It’s Fine By Me by Per Petterson

Do brutal climate and harsh environs inevitably lead to such stories? Auden is a survivor. The question is whether he will escape as well as survive. This is a grim story of abuse, alcoholism, dead-end jobs, petty town mentalities. But above it is a level of joy for the reader in the lovely prose, the simple, minimal way in which Petterson does his work. And surely the one will transcend the other by the end leading to something like a happy future. Auden’s a reader and in his heart he’s a writer. Could the author really leave the hopes of this young man and the reader dashed?

Maybe. I’m not going to give that away. Suffice to say I read this with my heart in my mouth, during the course of today.
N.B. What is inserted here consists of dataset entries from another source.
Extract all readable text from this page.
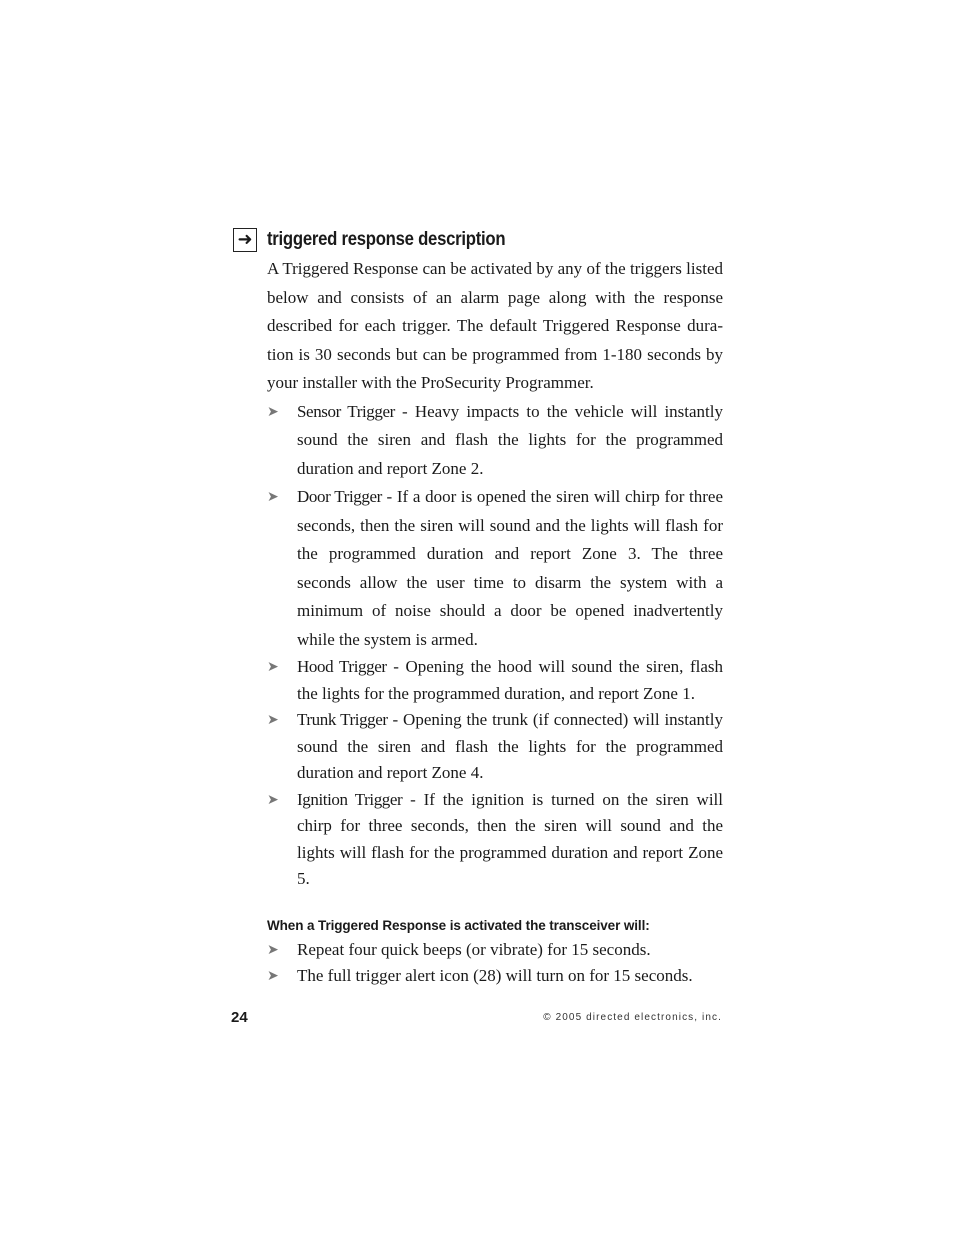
➜ triggered response description

A Triggered Response can be activated by any of the triggers listed below and consists of an alarm page along with the response described for each trigger. The default Triggered Response duration is 30 seconds but can be programmed from 1-180 seconds by your installer with the ProSecurity Programmer.

➤ Sensor Trigger - Heavy impacts to the vehicle will instantly sound the siren and flash the lights for the programmed duration and report Zone 2.
➤ Door Trigger - If a door is opened the siren will chirp for three seconds, then the siren will sound and the lights will flash for the programmed duration and report Zone 3. The three seconds allow the user time to disarm the system with a minimum of noise should a door be opened inadvertently while the system is armed.
➤ Hood Trigger - Opening the hood will sound the siren, flash the lights for the programmed duration, and report Zone 1.
➤ Trunk Trigger - Opening the trunk (if connected) will instantly sound the siren and flash the lights for the programmed duration and report Zone 4.
➤ Ignition Trigger - If the ignition is turned on the siren will chirp for three seconds, then the siren will sound and the lights will flash for the programmed duration and report Zone 5.
When a Triggered Response is activated the transceiver will:
➤ Repeat four quick beeps (or vibrate) for 15 seconds.
➤ The full trigger alert icon (28) will turn on for 15 seconds.
24	© 2005 directed electronics, inc.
It’s short and very difficult to put down.

Petterson’s on two out of two with me.

3 thoughts on “It’s Fine By Me by Per Petterson

    • I’ve put it on my to-read list, Manuel. I am surprised and not surprised by your comments about translation in your post. My partner is about native level in Swedish and he sees the strong connection between that and German. However, some of my favourite literature is German (eg Frisch and Durrenmatt) and I feel like (that’s speaking as a mono-lingual English speaker) they translate well into English. I often feel that of Scandinavian books I read too.

      I wonder if it’s the style of book rather than the language which makes translation work – that a style rather than a language translates well. That would explain why I love some things translated from Swedish but not others. On the other hand, maybe it isn’t that the style suits the language, but that it suits me.

      • Yep. You nailed it. At the time I read this novel I just wanted to go and learn Norwegian! I’ve heard Swedish and Norwegian are similar languages (a bit like Portuguese and Spanish perhaps), but that’s as far as I can go. Had I read this in English I quite sure my experience would have been totally different. Depending on the language I read in changes my perceptions, but maybe that’s me.

        This discourse made me think about Ferrante and Goldstein. It doesn’t surprise me that Goldstein didn’t start learning Italian until she was in her thirties – Ferrante is great despite, not in any way because of, Goldstein’s translation, which is workwomanlike at best, and clunky at worst (I’ve read Ferrante’s work both in Italian and in English). That Goldstein refuses to move on from Scott Moncrieff’s error-ridden, and stylistically inappropriate, translation of Proust is evidence of a weak mind. The new Proust translations are certainly worth comparing with the older ones – in fact, I think they are mostly far superior. But what do I know?